Pest Control Operator Is Concerned About EPA Policies

March 26, 2002

The owner of a Toledo, OH, area pest control company appeared Monday before a congressional panel in Bowling Green, KY, to voice concern over practices used by the Environmental Protection Agency (EPA) to enforce a 1996 pesticide law.

Bob Marquette, testifying as the President of the Ohio Pest Control Association and a member of the National Pest Management Association, claimed that hasty decisions made in the past by the EPA have cost pest control professionals numerous valuable pest control tools. He said he wanted to be sure that future decisions by the EPA were based on sound science, not rhetoric or politics.

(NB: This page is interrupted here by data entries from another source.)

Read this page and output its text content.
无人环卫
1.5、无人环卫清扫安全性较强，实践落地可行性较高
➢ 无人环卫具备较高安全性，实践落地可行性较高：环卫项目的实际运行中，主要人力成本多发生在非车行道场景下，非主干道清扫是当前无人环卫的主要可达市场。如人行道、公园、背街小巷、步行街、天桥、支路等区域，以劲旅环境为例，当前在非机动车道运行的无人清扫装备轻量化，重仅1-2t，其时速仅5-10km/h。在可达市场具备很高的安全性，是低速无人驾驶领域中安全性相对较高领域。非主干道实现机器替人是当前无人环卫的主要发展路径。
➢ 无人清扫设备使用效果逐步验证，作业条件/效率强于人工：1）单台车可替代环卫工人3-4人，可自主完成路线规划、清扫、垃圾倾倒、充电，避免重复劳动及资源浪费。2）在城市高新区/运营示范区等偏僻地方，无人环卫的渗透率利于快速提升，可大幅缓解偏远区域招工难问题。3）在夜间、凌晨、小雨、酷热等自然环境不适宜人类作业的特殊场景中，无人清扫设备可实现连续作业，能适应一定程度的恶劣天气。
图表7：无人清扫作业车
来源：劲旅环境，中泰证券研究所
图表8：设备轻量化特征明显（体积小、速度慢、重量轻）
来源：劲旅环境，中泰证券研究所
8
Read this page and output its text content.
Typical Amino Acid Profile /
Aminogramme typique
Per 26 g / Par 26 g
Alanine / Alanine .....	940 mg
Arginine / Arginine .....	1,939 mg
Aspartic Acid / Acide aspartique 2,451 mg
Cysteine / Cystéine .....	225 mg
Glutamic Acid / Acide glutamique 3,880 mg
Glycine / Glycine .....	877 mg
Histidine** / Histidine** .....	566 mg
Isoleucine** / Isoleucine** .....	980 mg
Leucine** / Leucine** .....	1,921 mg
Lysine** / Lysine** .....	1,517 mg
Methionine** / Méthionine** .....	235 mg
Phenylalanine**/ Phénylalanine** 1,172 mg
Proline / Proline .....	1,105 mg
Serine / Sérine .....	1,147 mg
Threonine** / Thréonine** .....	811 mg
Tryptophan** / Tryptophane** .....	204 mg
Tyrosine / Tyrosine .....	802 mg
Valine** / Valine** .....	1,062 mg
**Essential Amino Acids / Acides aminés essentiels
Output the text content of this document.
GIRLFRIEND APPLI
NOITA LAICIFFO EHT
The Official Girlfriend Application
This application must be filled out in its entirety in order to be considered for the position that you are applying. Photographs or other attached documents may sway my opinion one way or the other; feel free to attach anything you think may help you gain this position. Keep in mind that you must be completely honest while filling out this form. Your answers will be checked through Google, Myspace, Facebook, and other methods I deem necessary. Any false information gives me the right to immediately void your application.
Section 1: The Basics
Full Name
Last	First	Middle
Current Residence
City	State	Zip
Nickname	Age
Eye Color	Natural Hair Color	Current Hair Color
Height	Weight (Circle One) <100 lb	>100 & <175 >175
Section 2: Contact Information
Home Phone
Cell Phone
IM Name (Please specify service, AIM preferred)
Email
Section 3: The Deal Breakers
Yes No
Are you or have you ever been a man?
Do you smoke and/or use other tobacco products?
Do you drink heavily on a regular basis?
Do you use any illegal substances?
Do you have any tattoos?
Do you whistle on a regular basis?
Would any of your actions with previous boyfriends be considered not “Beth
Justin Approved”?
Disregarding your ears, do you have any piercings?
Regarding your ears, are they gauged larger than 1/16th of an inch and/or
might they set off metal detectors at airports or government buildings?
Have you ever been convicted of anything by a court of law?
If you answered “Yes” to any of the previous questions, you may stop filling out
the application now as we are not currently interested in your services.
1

"Despite not having reliable data upon which to base decisions about the future availability of valuable pest control products that my company and many others use to safeguard the health and property of Northern Ohioans, the EPA previously rushed to judgment anyway," Marquette told the committee. "Now the pest management industry and - more importantly - its customers may be more vulnerable to dangerous and destructive pest infestations."

Infestations of many pests are proven health hazards. For example, children's asthma has been linked to cockroach allergens; ticks carry Lyme disease; mosquitoes carry West Nile Virus, and; rodents are hosts for hantavirus.

Many products have been lost to the pest control industry over the past few years -- tools upon which the industry previously relied to control cockroaches, termites, stinging insects and numerous other harmful pests.

The panel, the House Energy and Commerce Subcommittee on the Environment and Hazardous Materials, heard testimony from Marquette, the EPA and U.S. Department of Agriculture officials, farmers and others at Wood County Courthouse in Bowling Green to evaluate the EPA's implementation of the Food Quality Protection Act of 1996. U.S. Representative Paul Gillmor (R-Old Fort) chairs the subcommittee.